WHAT THE EXPERTS SAY
U.S. taxpayers pay as much as $13,345 per telephone line per year for federally subsidized phone service under the $7-billion federal "Universal Service Fund" (USF) phone tax.¹ Rather than providing phone service to low-income consumers in need, the bulk of USF taxpayer dollars are now part of a $4 billion wealth-transfer subsidy known as the "High-Cost Fund" that goes from the pockets of U.S. taxpayers to small, uneconomical private rural telephone companies that often have only a few hundred customers and are so engorged with tax dollars that they can afford to pay out more in dividends to shareholders than they actually charge for phone service. Increasingly, USF funds are also flowing to large wireless companies that provide what is often purely duplicative service - often competing with unsubsidized service providers.
Wireless companies are expected to receive more than $1 billion in subsidies from the Universal Service Fund in 2007. The subsidies to often substantial wireless companies have grown by more than 185 percent annually in recent years, raising concerns about the financial sustainability of the fund. In May, the Federal-State Joint Board on Universal Service proposed capping the subsidies at 2006 levels; a final decision on the proposal is pending at the FCC.
Not only are wireless company subsidies growing rapidly, but there is little evidence that low-income and other intended USF beneficiaries actually are better off for them. A June 2007 study by Criterion Economics expert Nicholas Vantzelfde compared the coverage of subsidized wireless carriers with coverage provided by unsubsidized wireless carriers in the same areas. Vantzelfde found:
"In the approximately 800 study areas where wireless carriers receive USF subsidies, unsubsidized carriers provide substantially more coverage. Unsubsidized carriers cover 97% of the population in these areas, while subsidized carriers cover only 70%.
Of the 148 million people living in areas where wireless carriers receive subsidies, subsidized carriers provide unique coverage to only 2% of the population. On the other hand, unsubsidized carriers provide coverage to 44 million people who do not have coverage from the subsidized carriers.
Wireless carriers receive over $1,000 in subsidies for each incremental line served, or $95 per subscriber per month.

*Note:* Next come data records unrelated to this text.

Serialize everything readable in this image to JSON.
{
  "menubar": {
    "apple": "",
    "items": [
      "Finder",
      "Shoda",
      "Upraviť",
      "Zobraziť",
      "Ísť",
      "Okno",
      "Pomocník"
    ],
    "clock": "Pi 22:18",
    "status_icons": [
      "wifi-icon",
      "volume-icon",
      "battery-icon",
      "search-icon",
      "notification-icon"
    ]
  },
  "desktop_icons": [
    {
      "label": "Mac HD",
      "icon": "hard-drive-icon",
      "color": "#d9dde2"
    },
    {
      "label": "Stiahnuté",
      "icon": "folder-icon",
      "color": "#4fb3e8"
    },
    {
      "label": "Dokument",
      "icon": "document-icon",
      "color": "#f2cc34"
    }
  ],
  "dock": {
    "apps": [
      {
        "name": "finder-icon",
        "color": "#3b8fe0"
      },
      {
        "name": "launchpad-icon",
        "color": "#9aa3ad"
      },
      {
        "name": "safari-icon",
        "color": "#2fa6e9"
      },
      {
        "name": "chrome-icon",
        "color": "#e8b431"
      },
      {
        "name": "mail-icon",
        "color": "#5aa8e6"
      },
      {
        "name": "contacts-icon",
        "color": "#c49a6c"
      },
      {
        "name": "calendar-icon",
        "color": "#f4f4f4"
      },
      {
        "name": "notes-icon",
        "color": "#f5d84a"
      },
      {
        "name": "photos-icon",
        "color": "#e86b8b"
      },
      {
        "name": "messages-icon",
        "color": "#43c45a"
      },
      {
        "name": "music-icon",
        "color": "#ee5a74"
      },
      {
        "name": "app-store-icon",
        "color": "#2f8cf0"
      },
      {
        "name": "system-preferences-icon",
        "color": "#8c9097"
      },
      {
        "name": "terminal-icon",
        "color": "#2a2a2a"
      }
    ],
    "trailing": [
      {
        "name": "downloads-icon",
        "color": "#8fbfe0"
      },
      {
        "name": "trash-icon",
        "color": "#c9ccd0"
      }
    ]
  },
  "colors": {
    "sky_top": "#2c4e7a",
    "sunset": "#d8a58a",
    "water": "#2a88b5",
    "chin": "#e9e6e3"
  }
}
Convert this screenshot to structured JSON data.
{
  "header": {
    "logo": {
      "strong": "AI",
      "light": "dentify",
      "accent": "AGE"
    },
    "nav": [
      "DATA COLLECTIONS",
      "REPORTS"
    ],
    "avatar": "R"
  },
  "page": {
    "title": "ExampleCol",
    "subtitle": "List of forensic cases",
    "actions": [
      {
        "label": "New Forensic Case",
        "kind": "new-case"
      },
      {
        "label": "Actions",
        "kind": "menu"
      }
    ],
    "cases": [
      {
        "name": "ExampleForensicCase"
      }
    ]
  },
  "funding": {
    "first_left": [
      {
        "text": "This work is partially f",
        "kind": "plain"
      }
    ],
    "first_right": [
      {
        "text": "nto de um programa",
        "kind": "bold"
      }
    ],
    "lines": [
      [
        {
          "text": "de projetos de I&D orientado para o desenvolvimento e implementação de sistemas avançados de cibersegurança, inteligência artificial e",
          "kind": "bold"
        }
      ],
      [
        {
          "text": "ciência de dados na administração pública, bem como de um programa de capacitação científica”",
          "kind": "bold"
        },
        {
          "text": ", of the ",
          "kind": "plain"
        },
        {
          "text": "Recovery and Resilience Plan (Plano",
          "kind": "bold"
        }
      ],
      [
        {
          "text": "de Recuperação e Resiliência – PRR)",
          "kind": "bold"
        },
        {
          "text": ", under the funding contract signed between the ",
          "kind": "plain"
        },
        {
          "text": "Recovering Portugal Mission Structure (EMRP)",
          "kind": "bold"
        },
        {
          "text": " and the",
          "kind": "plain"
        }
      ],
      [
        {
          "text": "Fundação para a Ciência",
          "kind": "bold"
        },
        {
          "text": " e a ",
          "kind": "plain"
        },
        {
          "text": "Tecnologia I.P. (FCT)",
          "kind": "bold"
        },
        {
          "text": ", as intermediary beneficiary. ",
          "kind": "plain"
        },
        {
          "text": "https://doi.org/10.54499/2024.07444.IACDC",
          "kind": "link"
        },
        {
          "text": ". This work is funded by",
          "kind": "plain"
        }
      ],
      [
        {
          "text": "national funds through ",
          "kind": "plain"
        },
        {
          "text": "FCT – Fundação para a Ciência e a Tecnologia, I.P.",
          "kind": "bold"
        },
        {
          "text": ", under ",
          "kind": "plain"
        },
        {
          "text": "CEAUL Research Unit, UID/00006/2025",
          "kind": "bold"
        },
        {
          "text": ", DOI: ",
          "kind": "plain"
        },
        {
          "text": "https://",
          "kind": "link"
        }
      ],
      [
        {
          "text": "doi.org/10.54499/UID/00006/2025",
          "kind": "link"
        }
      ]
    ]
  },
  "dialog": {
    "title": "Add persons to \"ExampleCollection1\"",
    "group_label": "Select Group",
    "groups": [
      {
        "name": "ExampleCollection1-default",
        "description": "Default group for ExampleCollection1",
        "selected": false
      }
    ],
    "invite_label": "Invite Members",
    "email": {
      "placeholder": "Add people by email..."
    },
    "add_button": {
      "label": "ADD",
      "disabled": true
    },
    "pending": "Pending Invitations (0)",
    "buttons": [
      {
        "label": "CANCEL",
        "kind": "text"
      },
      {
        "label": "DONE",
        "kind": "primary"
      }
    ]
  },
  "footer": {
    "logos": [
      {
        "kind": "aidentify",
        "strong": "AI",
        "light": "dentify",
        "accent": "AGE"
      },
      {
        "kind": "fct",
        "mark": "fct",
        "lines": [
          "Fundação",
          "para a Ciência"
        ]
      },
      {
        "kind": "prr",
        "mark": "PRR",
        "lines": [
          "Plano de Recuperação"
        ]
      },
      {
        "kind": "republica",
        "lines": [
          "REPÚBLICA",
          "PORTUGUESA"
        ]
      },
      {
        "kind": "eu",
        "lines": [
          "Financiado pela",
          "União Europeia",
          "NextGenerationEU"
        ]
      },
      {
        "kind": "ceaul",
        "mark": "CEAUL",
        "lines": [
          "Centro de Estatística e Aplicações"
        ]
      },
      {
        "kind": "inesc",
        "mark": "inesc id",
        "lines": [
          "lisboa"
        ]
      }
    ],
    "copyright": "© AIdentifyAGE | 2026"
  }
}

"Subsidies to wireless carriers are highly duplicative: More than half of the population in areas where wireless carriers receive subsidies is covered by two or more subsidized carriers."²
The question with these larger telecom companies is not whether certain activities were funded with USF dollars. Instead, the real issue is whether or not such large and well-established companies have any need at all for a massive federal subsidy - and if there is any public benefit to doling out billions of dollars to such firms.